クリント・イーストウッド『チェンジリング』(2008)

Changeling 製作総指揮 ティム・ムーア、ジム・ウィテカー 製作 クリント・イーストウッドブライアン・グレイザーロン・ハワードロバート・ロレンツ 脚本 J・マイケル・ストラジンスキー 出演者 アンジェリーナ・ジョリージョン・マルコヴィッチ(グスタヴ・ブリーグレブ牧師)、ジェフリー・ドノヴァン(J・J・ジョーンズ警部)、ジェイソン・バトラー・ハーナー(ゴードン・ノースコット)、エイミー・ライアン(キャロル・デクスター) 撮影 トム・スターン 編集 ジョエル・コックス、ゲイリー・ローチ
1928年のロサンゼルス。電話会社に勤務するシングルマザーのクリスティンは、失踪した息子ウォルターを捜索するため、警察に捜査を依頼する。しかし警察が見つけ出した子供はウォルターとは別人だった。クリスティンは次第に陰謀の渦へと巻き込まれていく。

〈ネタバレが嫌な人は注意。たぶん問題ないけど。〉
チェンジリングは「取り替え子」という意味で、子供が拉致されたアンジェリーナ・ジョリーのもとに全然別の子どもがやってくる。家の中までズカズカと入ってきて、普通にモノを食いはじめたり、風呂に入ったりするのだが、さすがのアンジェリーナ・ジョリーもブチ切れて、“Who are you?Who are you?”と二度叫んでみるのだが、子どもは恐ろしいくらいに平然としたままで、「おまえ誰やねん?どこから来た子どもやねん?」と私も心の中で突っ込まざるを得なかった。あまりに不気味すぎる。身長、縮んでるし。

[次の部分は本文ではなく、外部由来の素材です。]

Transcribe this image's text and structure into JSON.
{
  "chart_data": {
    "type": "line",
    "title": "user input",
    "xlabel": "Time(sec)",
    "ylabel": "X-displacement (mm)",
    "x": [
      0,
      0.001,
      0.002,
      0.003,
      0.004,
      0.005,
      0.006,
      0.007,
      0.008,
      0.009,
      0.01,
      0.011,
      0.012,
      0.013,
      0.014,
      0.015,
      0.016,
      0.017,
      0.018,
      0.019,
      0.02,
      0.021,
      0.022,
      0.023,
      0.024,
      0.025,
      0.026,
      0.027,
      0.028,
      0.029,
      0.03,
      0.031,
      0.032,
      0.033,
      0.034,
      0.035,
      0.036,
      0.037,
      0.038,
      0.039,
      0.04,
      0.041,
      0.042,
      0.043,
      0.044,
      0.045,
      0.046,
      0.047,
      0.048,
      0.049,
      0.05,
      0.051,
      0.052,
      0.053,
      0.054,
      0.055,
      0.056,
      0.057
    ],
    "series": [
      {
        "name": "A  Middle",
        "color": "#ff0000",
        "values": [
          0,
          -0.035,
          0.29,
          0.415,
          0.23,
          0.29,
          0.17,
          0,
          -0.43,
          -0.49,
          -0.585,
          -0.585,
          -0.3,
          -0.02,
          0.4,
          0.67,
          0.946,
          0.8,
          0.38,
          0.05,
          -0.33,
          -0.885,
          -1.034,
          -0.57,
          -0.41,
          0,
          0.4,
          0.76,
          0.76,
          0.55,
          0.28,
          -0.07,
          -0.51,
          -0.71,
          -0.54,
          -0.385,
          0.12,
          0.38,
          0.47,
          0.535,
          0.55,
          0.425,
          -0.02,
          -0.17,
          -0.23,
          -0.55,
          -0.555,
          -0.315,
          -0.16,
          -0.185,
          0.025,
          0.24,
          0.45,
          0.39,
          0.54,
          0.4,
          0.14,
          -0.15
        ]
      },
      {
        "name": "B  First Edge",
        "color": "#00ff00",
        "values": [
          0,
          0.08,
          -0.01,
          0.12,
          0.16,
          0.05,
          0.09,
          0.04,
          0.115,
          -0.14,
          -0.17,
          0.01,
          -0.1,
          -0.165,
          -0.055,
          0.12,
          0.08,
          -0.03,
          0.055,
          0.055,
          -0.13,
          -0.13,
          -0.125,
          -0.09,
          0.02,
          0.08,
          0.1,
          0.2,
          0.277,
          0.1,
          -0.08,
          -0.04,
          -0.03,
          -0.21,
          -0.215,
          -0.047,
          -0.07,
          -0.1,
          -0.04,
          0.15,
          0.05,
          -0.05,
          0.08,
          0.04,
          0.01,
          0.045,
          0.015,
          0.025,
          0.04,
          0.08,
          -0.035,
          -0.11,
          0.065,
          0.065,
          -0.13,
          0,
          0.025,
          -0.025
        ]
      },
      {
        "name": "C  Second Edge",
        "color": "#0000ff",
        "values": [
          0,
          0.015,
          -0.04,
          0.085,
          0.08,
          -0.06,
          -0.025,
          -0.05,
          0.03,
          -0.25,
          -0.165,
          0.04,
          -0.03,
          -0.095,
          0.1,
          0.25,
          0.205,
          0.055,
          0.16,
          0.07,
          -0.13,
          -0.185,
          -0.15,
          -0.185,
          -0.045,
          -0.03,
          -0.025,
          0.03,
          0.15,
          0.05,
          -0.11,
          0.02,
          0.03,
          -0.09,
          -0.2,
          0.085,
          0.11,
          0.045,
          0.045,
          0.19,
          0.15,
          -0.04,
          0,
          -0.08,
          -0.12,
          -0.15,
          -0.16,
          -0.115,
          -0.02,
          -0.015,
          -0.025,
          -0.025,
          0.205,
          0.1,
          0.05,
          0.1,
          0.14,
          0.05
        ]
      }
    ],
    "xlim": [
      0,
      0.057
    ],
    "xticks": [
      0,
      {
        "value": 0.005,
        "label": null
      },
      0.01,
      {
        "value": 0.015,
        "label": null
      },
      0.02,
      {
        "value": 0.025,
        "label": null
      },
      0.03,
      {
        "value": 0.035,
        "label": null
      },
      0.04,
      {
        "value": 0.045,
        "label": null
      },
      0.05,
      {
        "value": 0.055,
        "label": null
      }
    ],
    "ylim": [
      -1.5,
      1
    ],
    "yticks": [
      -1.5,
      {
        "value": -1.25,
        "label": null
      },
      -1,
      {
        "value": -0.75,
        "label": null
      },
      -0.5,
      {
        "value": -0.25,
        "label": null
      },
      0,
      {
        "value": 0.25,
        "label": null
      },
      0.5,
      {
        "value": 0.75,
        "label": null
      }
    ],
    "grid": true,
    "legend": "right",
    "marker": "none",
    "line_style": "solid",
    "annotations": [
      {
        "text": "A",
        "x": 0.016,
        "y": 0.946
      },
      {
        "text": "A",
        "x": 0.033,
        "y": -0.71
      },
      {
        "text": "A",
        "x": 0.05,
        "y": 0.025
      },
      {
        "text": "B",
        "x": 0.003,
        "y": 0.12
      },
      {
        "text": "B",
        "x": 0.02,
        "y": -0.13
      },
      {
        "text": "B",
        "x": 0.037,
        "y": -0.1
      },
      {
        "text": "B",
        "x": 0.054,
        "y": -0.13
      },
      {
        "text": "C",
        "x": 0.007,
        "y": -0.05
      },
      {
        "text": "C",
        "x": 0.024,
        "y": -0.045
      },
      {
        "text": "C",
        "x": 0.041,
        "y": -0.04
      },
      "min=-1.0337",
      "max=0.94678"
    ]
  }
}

とはいえ、冷静に考えれば荒唐無稽であるにもかかわらず、「ケーサツは無茶苦茶やりよるわ」と納得できるように作ってあるのは、さすがだった。組織が個人を踏みにじっていくやり方、精神病院でのめちゃくちゃな人権無視には、正直背筋が凍る思いがした。
不条理の只中にあって歯を食いしばるのが人間だ!というクリント・イーストウッドの気合いが伝わる傑作であるが、善玉ではあるがほとんど狂信的な感じもする長老派教会の牧師、人を苦しめることではじめて実存が満たされる殺人鬼(死刑前日になってなお、彼はアンジェリーナ・ジョリーを死ぬまで苦しめる言動を選ぶのである)など、一筋縄ではいかない逆説的な魅力のある登場人物がすばらしかった。白色の密度が濃い端正な画調、アンジェリーナ・ジョリーの古風なメイク、昔の町並みなども、非常に見応えがあった。